How can you learn to change your approach while still maintaining confidence in your own strengths? These ideas might help you find the right balance:
Look first at how your strengths have contributed to your success. Describe your strengths; take the time to write them down in your notebook. Think about when you normally exert them? How have they contributed to your success? In which situations do the strengths have the most positive impact? How do others react to these strengths? What are the outcomes after flexing the strengths? The goal here is to determine when the strengths were demonstrated appropriately and effectively. If you have a coach or a mentor, make sure to get their perspective on the situation.
Consider the flip side — when your strengths have detracted from your success. Describe a time when exerting one of your strengths did not produce the intended results. What was the circumstance? Who was involved? What was his or her response? What was the ultimate outcome? Dialogue with your coach or mentor can play a particularly helpful role at this stage, since we are often completely unaware of how people react to our behaviors, especially when they are our “go-to-at-crunch-time” behaviors.
Identify the cues that can help you see when a strength becomes a liability or when the break-even point is reached.

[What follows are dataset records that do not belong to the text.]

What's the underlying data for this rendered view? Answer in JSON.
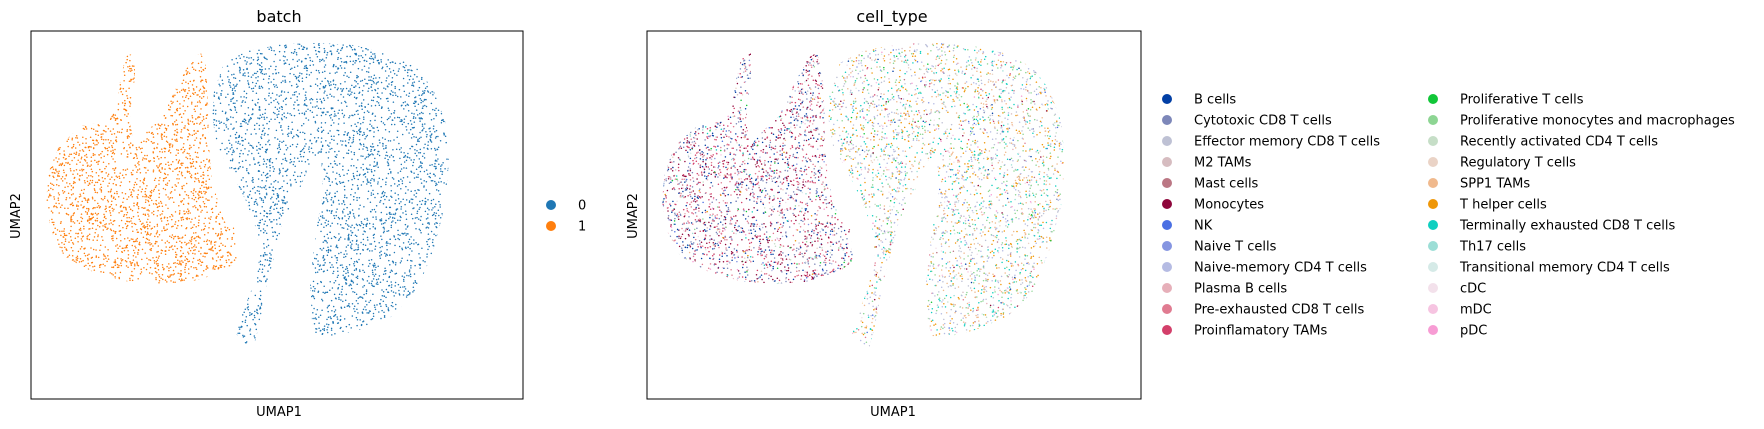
{
  "chart_data": [
    {
      "type": "scatter",
      "title": "batch",
      "xlabel": "UMAP1",
      "ylabel": "UMAP2",
      "grid": false,
      "legend_placement": "right",
      "legend": [
        {
          "label": "0",
          "color": "#1f77b4"
        },
        {
          "label": "1",
          "color": "#ff7f0e"
        }
      ],
      "clusters": [
        {
          "category": "0",
          "region": "right-blob"
        },
        {
          "category": "1",
          "region": "left-blob"
        }
      ]
    },
    {
      "type": "scatter",
      "title": "cell_type",
      "xlabel": "UMAP1",
      "ylabel": "UMAP2",
      "grid": false,
      "legend_placement": "right",
      "legend": [
        {
          "label": "B cells",
          "color": "#023fa5"
        },
        {
          "label": "Cytotoxic CD8 T cells",
          "color": "#7d87b9"
        },
        {
          "label": "Effector memory CD8 T cells",
          "color": "#bec1d4"
        },
        {
          "label": "M2 TAMs",
          "color": "#d6bcc0"
        },
        {
          "label": "Mast cells",
          "color": "#bb7784"
        },
        {
          "label": "Monocytes",
          "color": "#8e063b"
        },
        {
          "label": "NK",
          "color": "#4a6fe3"
        },
        {
          "label": "Naive T cells",
          "color": "#8595e1"
        },
        {
          "label": "Naive-memory CD4 T cells",
          "color": "#b5bbe3"
        },
        {
          "label": "Plasma B cells",
          "color": "#e6afb9"
        },
        {
          "label": "Pre-exhausted CD8 T cells",
          "color": "#e07b91"
        },
        {
          "label": "Proinflamatory TAMs",
          "color": "#d33f6a"
        },
        {
          "label": "Proliferative T cells",
          "color": "#11c638"
        },
        {
          "label": "Proliferative monocytes and macrophages",
          "color": "#8dd593"
        },
        {
          "label": "Recently activated CD4 T cells",
          "color": "#c6dec7"
        },
        {
          "label": "Regulatory T cells",
          "color": "#ead3c6"
        },
        {
          "label": "SPP1 TAMs",
          "color": "#f0b98d"
        },
        {
          "label": "T helper cells",
          "color": "#ef9708"
        },
        {
          "label": "Terminally exhausted CD8 T cells",
          "color": "#0fcfc0"
        },
        {
          "label": "Th17 cells",
          "color": "#9cded6"
        },
        {
          "label": "Transitional memory CD4 T cells",
          "color": "#d5eae7"
        },
        {
          "label": "cDC",
          "color": "#f3e1eb"
        },
        {
          "label": "mDC",
          "color": "#f6c4e1"
        },
        {
          "label": "pDC",
          "color": "#f79cd4"
        }
      ],
      "clusters": [
        {
          "region": "left-blob",
          "dominant": [
            "Monocytes",
            "Proinflamatory TAMs",
            "Cytotoxic CD8 T cells",
            "B cells",
            "Pre-exhausted CD8 T cells"
          ]
        },
        {
          "region": "right-blob",
          "dominant": [
            "Proliferative monocytes and macrophages",
            "Effector memory CD8 T cells",
            "Terminally exhausted CD8 T cells",
            "SPP1 TAMs",
            "T helper cells",
            "Naive-memory CD4 T cells"
          ]
        }
      ]
    }
  ]
}
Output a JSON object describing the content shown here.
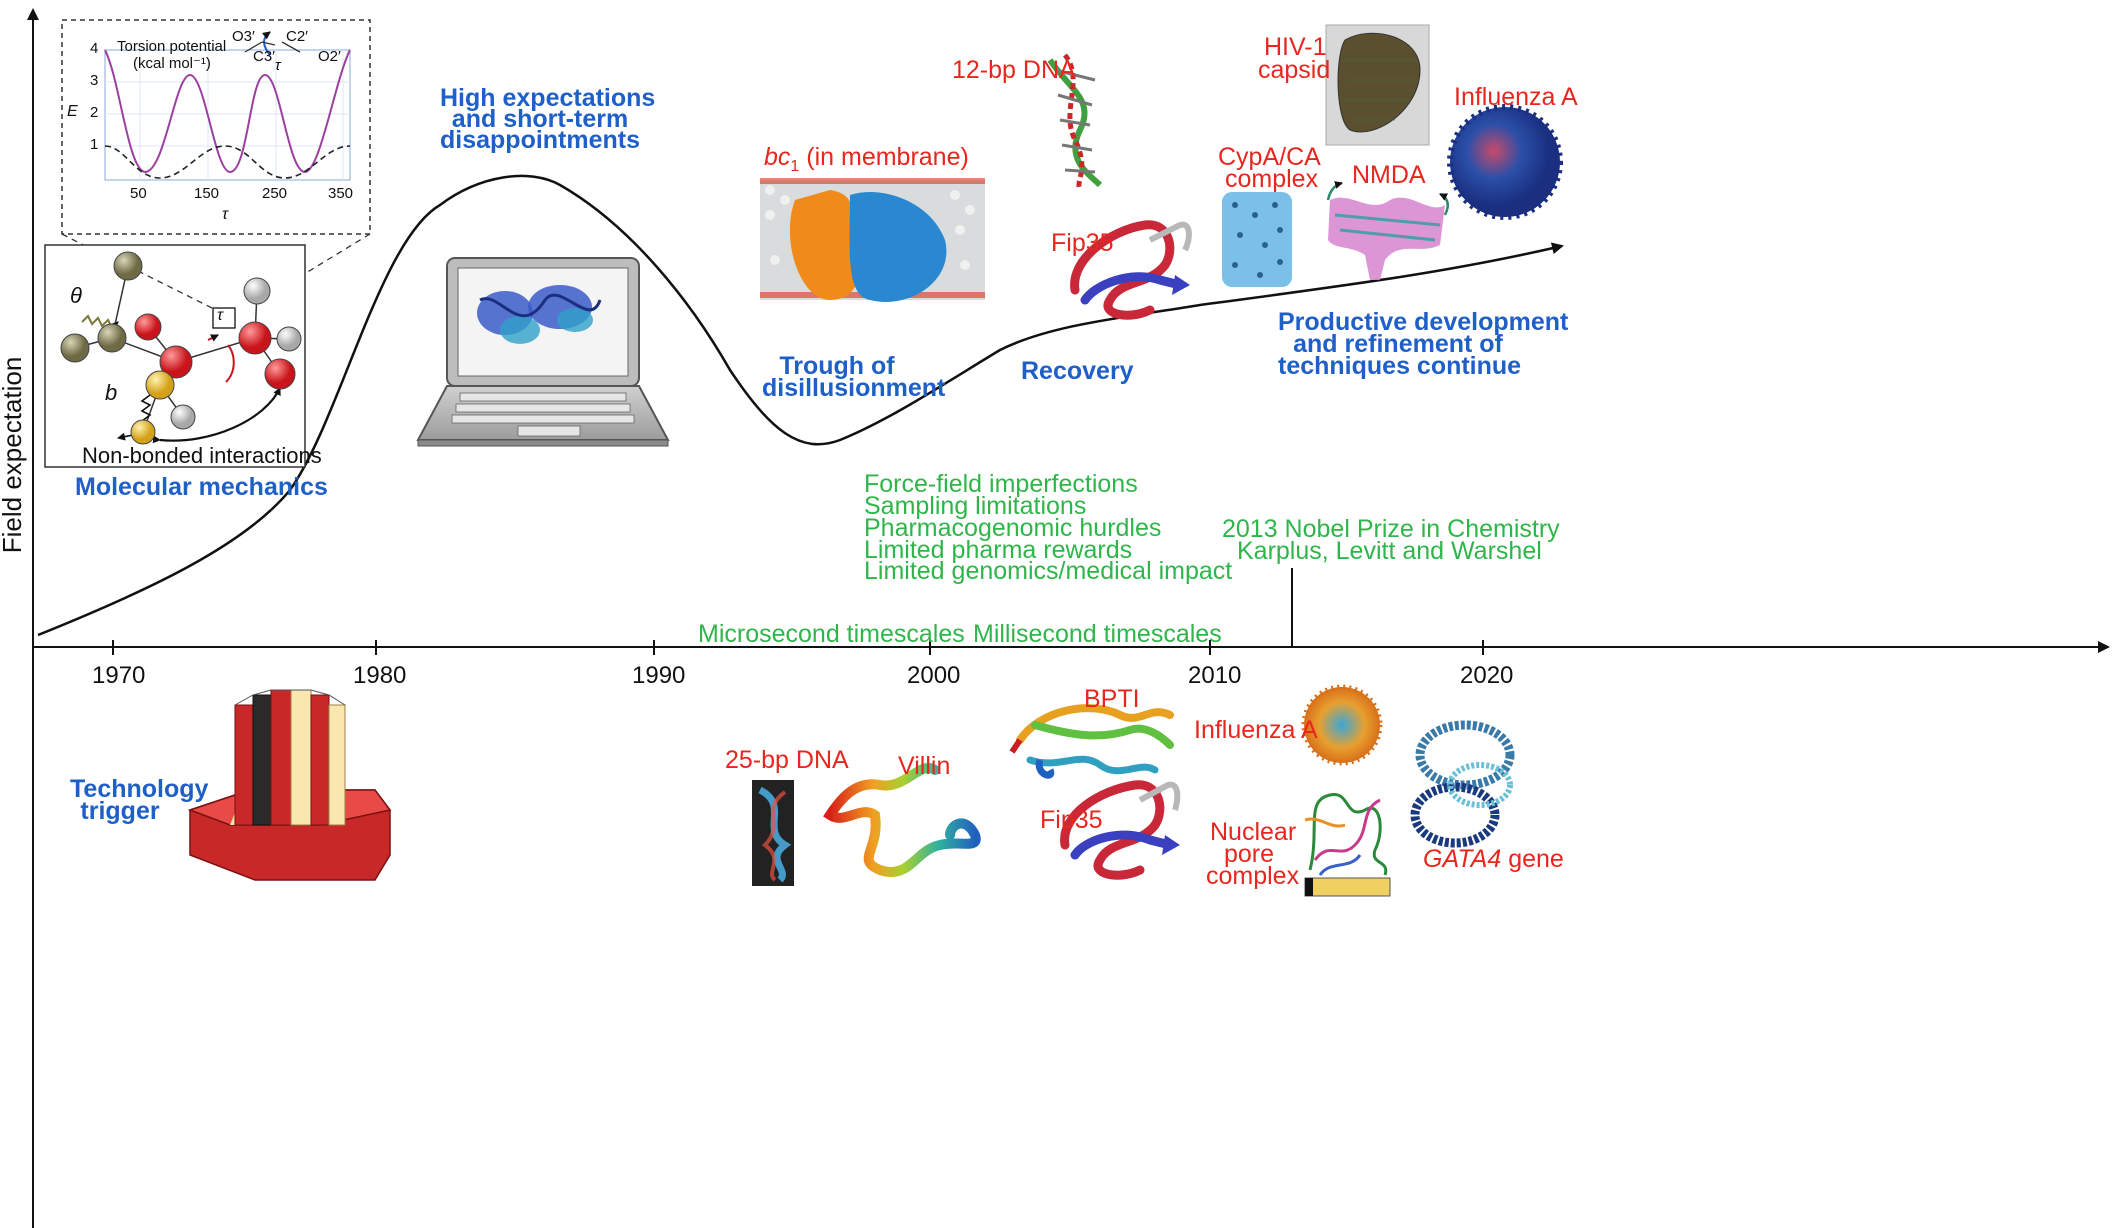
{
  "axis": {
    "y_label": "Field expectation"
  },
  "years": [
    "1970",
    "1980",
    "1990",
    "2000",
    "2010",
    "2020"
  ],
  "phases": {
    "molecular_mechanics": "Molecular mechanics",
    "high_expectations": [
      "High expectations",
      "and short-term",
      "disappointments"
    ],
    "trough": [
      "Trough of",
      "disillusionment"
    ],
    "recovery": "Recovery",
    "productive": [
      "Productive development",
      "and refinement of",
      "techniques continue"
    ],
    "technology_trigger": [
      "Technology",
      "trigger"
    ]
  },
  "inset": {
    "title_line1": "Torsion potential",
    "title_line2": "(kcal mol⁻¹)",
    "y_axis_label": "E",
    "x_axis_label": "τ",
    "y_ticks": [
      "4",
      "3",
      "2",
      "1"
    ],
    "x_ticks": [
      "50",
      "150",
      "250",
      "350"
    ],
    "atoms": [
      "O3′",
      "C2′",
      "C3′",
      "O2′"
    ],
    "tau": "τ"
  },
  "mm_diagram": {
    "theta": "θ",
    "tau": "τ",
    "bond": "b",
    "nonbonded": "Non-bonded interactions"
  },
  "systems_top": {
    "dna12": "12-bp DNA",
    "hiv_line1": "HIV-1",
    "hiv_line2": "capsid",
    "influenza": "Influenza A",
    "bc1_prefix": "bc",
    "bc1_sub": "1",
    "bc1_suffix": " (in membrane)",
    "cypa_line1": "CypA/CA",
    "cypa_line2": "complex",
    "nmda": "NMDA",
    "fip35": "Fip35"
  },
  "systems_bottom": {
    "dna25": "25-bp DNA",
    "villin": "Villin",
    "bpti": "BPTI",
    "fip35": "Fip35",
    "influenza": "Influenza A",
    "npc_line1": "Nuclear",
    "npc_line2": "pore",
    "npc_line3": "complex",
    "gata4_italic": "GATA4",
    "gata4_rest": " gene"
  },
  "limitations": [
    "Force-field imperfections",
    "Sampling limitations",
    "Pharmacogenomic hurdles",
    "Limited pharma rewards",
    "Limited genomics/medical impact"
  ],
  "timescales": {
    "micro": "Microsecond timescales",
    "milli": "Millisecond timescales"
  },
  "nobel": {
    "line1": "2013 Nobel Prize in Chemistry",
    "line2": "Karplus, Levitt and Warshel"
  },
  "colors": {
    "phase_blue": "#1f5fc8",
    "system_red": "#e8261e",
    "event_green": "#2fb64a",
    "curve_purple": "#9b3fa0"
  }
}
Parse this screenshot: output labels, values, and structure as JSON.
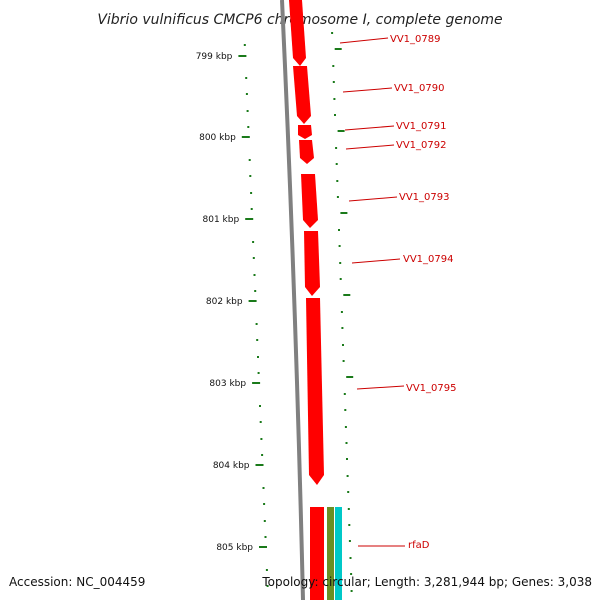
{
  "title": "Vibrio vulnificus CMCP6 chromosome I, complete genome",
  "footer": {
    "accession": "Accession: NC_004459",
    "summary": "Topology: circular; Length: 3,281,944 bp; Genes: 3,038"
  },
  "colors": {
    "gene": "#ff0000",
    "tick": "#1a7a1a",
    "backbone": "#808080",
    "label": "#cc0000",
    "feature_olive": "#6b8e23",
    "feature_cyan": "#00c8c8"
  },
  "ticks": [
    "799 kbp",
    "800 kbp",
    "801 kbp",
    "802 kbp",
    "803 kbp",
    "804 kbp",
    "805 kbp"
  ],
  "genes": [
    {
      "name": "VV1_0789"
    },
    {
      "name": "VV1_0790"
    },
    {
      "name": "VV1_0791"
    },
    {
      "name": "VV1_0792"
    },
    {
      "name": "VV1_0793"
    },
    {
      "name": "VV1_0794"
    },
    {
      "name": "VV1_0795"
    },
    {
      "name": "rfaD"
    }
  ]
}
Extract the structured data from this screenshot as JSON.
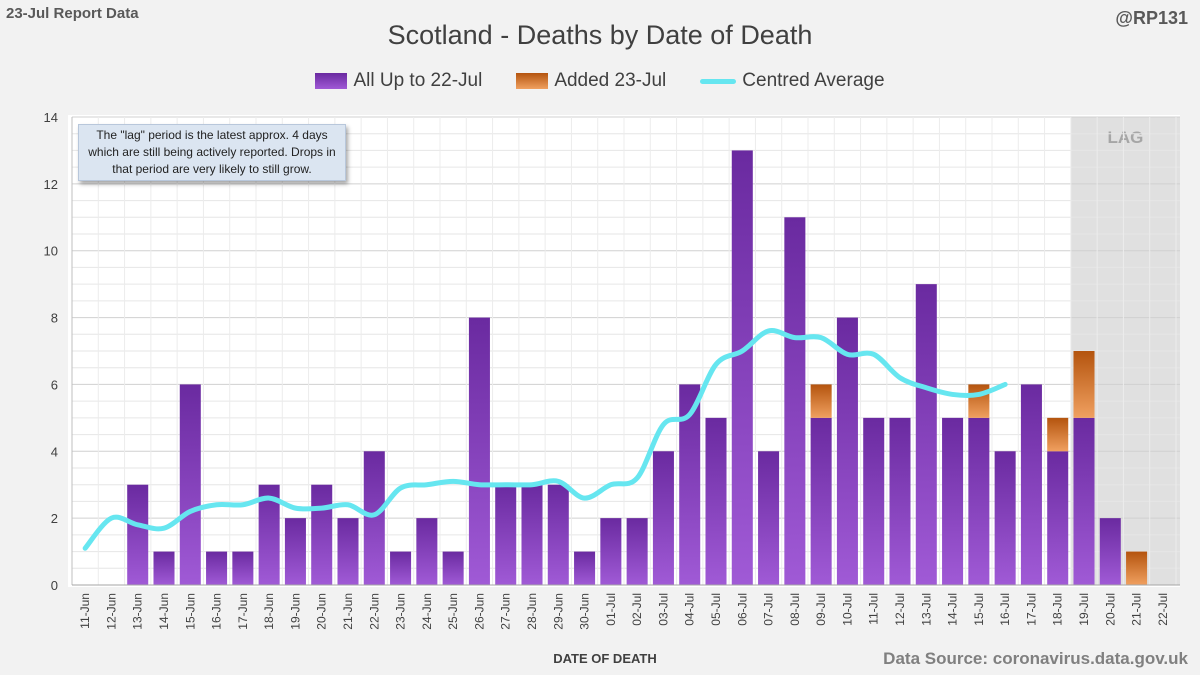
{
  "header": {
    "report_label": "23-Jul Report Data",
    "handle": "@RP131"
  },
  "colors": {
    "all_up_to": "#7030a0",
    "added": "#c55a11",
    "average": "#66e6f0",
    "lag_shade": "#e0e0e0",
    "grid": "#d9d9d9"
  },
  "note": "The \"lag\" period is the latest approx. 4 days which are still being actively reported.  Drops in that period are very likely to still grow.",
  "source": "Data Source: coronavirus.data.gov.uk",
  "chart_data": {
    "type": "bar",
    "stacked": true,
    "title": "Scotland - Deaths by Date of Death",
    "xlabel": "DATE OF DEATH",
    "ylabel": "",
    "ylim": [
      0,
      14
    ],
    "yticks": [
      0,
      2,
      4,
      6,
      8,
      10,
      12,
      14
    ],
    "grid": true,
    "legend_position": "top-center",
    "lag_label": "LAG",
    "lag_start": "19-Jul",
    "categories": [
      "11-Jun",
      "12-Jun",
      "13-Jun",
      "14-Jun",
      "15-Jun",
      "16-Jun",
      "17-Jun",
      "18-Jun",
      "19-Jun",
      "20-Jun",
      "21-Jun",
      "22-Jun",
      "23-Jun",
      "24-Jun",
      "25-Jun",
      "26-Jun",
      "27-Jun",
      "28-Jun",
      "29-Jun",
      "30-Jun",
      "01-Jul",
      "02-Jul",
      "03-Jul",
      "04-Jul",
      "05-Jul",
      "06-Jul",
      "07-Jul",
      "08-Jul",
      "09-Jul",
      "10-Jul",
      "11-Jul",
      "12-Jul",
      "13-Jul",
      "14-Jul",
      "15-Jul",
      "16-Jul",
      "17-Jul",
      "18-Jul",
      "19-Jul",
      "20-Jul",
      "21-Jul",
      "22-Jul"
    ],
    "series": [
      {
        "name": "All Up to 22-Jul",
        "type": "bar",
        "values": [
          0,
          0,
          3,
          1,
          6,
          1,
          1,
          3,
          2,
          3,
          2,
          4,
          1,
          2,
          1,
          8,
          3,
          3,
          3,
          1,
          2,
          2,
          4,
          6,
          5,
          13,
          4,
          11,
          5,
          8,
          5,
          5,
          9,
          5,
          5,
          4,
          6,
          4,
          5,
          2,
          0,
          0
        ]
      },
      {
        "name": "Added 23-Jul",
        "type": "bar",
        "values": [
          0,
          0,
          0,
          0,
          0,
          0,
          0,
          0,
          0,
          0,
          0,
          0,
          0,
          0,
          0,
          0,
          0,
          0,
          0,
          0,
          0,
          0,
          0,
          0,
          0,
          0,
          0,
          0,
          1,
          0,
          0,
          0,
          0,
          0,
          1,
          0,
          0,
          1,
          2,
          0,
          1,
          0
        ]
      },
      {
        "name": "Centred Average",
        "type": "line",
        "values": [
          1.1,
          2.0,
          1.8,
          1.7,
          2.2,
          2.4,
          2.4,
          2.6,
          2.3,
          2.3,
          2.4,
          2.1,
          2.9,
          3.0,
          3.1,
          3.0,
          3.0,
          3.0,
          3.1,
          2.6,
          3.0,
          3.2,
          4.8,
          5.1,
          6.6,
          7.0,
          7.6,
          7.4,
          7.4,
          6.9,
          6.9,
          6.2,
          5.9,
          5.7,
          5.7,
          6.0,
          null,
          null,
          null,
          null,
          null,
          null
        ]
      }
    ]
  }
}
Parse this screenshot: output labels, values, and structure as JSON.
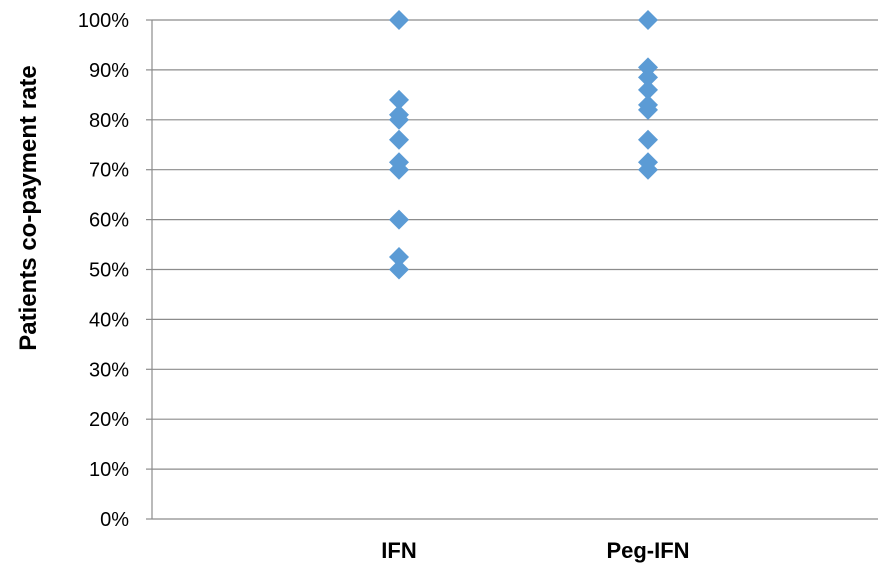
{
  "chart_data": {
    "type": "scatter",
    "title": "",
    "xlabel": "",
    "ylabel": "Patients co-payment rate",
    "categories": [
      "IFN",
      "Peg-IFN"
    ],
    "y_ticks": [
      "0%",
      "10%",
      "20%",
      "30%",
      "40%",
      "50%",
      "60%",
      "70%",
      "80%",
      "90%",
      "100%"
    ],
    "ylim": [
      0,
      100
    ],
    "y_unit": "%",
    "grid": true,
    "legend": "none",
    "marker": "diamond",
    "marker_color": "#5b9bd5",
    "series": [
      {
        "category": "IFN",
        "values": [
          100,
          84,
          81,
          80,
          76,
          71.5,
          70,
          60,
          52.5,
          50
        ]
      },
      {
        "category": "Peg-IFN",
        "values": [
          100,
          90.5,
          88.5,
          86,
          83,
          82,
          76,
          71.5,
          70
        ]
      }
    ]
  }
}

Compare the successful and unsuccessful scenarios. How did the circumstances or environments differ? How did the individuals involved in each circumstance respond differently? What other cues were present to reflect whether the strength was exercised effectively or not?
Create a plan to make yourself more aware of the break-even point in future situations. How will you modify your approach when cues arise indicating that a strength is becoming a liability? What feedback or other information will you need to ensure you are flexing strengths to support successful outcomes? Who will provide this feedback and when?
Because you have used your strengths and subsequently reaped rewards in the past, you might be reluctant to examine the possibility that your strengths have the potential to become problems. It’s easier to simply defend your current approach, blame others for being jealous of or threatened by your demonstrated strengths, or excuse your behavior by telling yourself that others are misinterpreting your intentions.
Don’t let it happen to you. Pay attention to how you use your strengths. Remember the peacock’s tail.